Effects that are added during the printing process, including foil-stamping, embossing, and spot UV coating.

  • Finishes: Finishes are applied to printed products to enhance the printed piece by making them more durable, elegant, or to highlight an area that catches a reader’s attention. Finishes can add a glossy, silk, or matte effect. Finishes can be added for protection or to enhance the end result of the product.
    • UV Coating: A liquid resin that provides protection with a high gloss or matte finish coating. This can be applied as a flood coating to enhance the entire sheet or as a spot coating to bring the reader’s eye to a specific image. This technique is applied using a special machine and cannot be applied on a regular press.
    • Film Lamination: A thin transparent plastic sheet coating that is applied as full coverage to a thick stock to provide protection from liquids and heavy use. There are different types of laminations available that range from glossy to matte finishes. Some laminations can offer a textured feel, giving a tactile appeal. These are applied with an off-line machine and must cover the whole page (cannot be spot applied).
    • Aqueous: A liquid coating done on the offset printing press itself. This coating floods the entire page and can be done in gloss, silk, or matte.
  • Embossing: A technique of pressing into paper to create a raised image. This technique can be combined with foil (known as foil embossing), which presses a metallic coating onto an image or word, so that it stands out in its texture, color, and sheen.
    • When to use it: Embossing works great for putting logos or other graphic emblems on cover-weight paper. It can also be used to add a textural element to words on direct mail pieces or other items that would use a thick paper.
  • Die Cutting: Cutting a shape or pattern into paper to enhance the end result of the product.
    • When to use it: Die cutting can be a fun design element to add interest to postcards other promotional materials printed on cover weight. It’s commonly used for pocket folders and brochures or items that need to be cut, folded, and assembled together.

Magazine Assembly

  • Signature: A single sheet of paper that is printed front and back, then folded to become a series of paginated pages of a book or magazine, usually in multiples of four.
  • Perfect Bound: A type of binding that uses glue and a flat spine that can be printed on.

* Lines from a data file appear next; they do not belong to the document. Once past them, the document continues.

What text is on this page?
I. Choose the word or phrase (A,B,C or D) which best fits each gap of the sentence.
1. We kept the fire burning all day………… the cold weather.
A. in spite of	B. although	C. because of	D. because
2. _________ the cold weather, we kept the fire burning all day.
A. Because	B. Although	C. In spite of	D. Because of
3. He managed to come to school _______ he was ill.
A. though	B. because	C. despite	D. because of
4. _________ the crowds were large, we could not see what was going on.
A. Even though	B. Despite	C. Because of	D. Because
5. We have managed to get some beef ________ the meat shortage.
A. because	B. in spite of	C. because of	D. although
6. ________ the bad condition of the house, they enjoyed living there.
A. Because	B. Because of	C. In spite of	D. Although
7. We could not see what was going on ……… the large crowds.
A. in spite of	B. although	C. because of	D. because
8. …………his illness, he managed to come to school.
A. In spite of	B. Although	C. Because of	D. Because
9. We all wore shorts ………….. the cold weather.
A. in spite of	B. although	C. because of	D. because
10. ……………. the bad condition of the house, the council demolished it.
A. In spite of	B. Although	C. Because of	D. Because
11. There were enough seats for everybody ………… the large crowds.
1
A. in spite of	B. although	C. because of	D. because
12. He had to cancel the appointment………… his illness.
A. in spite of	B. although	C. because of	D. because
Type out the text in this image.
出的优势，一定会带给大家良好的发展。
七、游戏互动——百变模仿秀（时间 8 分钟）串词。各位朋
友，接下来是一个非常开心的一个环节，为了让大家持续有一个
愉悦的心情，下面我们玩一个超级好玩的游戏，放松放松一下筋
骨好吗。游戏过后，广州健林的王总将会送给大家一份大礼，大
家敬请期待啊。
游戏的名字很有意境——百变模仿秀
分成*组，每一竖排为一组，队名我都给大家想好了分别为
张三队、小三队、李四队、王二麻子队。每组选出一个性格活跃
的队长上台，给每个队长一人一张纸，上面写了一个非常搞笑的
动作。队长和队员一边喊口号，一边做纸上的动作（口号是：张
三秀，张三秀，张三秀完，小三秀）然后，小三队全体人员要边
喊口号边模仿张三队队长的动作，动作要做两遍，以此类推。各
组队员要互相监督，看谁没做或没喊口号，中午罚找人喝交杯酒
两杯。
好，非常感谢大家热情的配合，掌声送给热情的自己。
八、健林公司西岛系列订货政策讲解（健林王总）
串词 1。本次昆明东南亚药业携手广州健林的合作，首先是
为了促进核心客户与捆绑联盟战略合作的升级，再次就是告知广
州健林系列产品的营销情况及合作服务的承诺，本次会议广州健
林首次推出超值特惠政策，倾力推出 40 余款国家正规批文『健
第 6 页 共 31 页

It’s most appropriate for thicker magazines with many pages.
  • Saddle Stitch: When a magazine is bound with staples along the fold. This style can’t have printing on the spine and is best for shorter magazines.
  • Shrink Wrap: A thin gauge of clear film that is shrunk tight around something to:  
    • Protect the printed product
    • Seal boxes shut
    • Collate sets, such as notecards or books held together in sets of 10, etc.
  • Polybagged: When a magazine is wrapped in clear plastic for mail. This technique protects the magazine and is perfect for keeping inserts or other loose pieces intact. It uses a thicker gauge, heavier plastic that’s approved for mailing.
  • Belly Band: A narrow slip of paper that is wrapped around the outside of a magazine. These are typically used as advertising space but can also be used to bring attention to a key piece of information that is found inside the book.

There you have it! This quick guide to print terms will help you understand the differences between techniques, when they’re most useful, and how they can apply to your printed communications materials.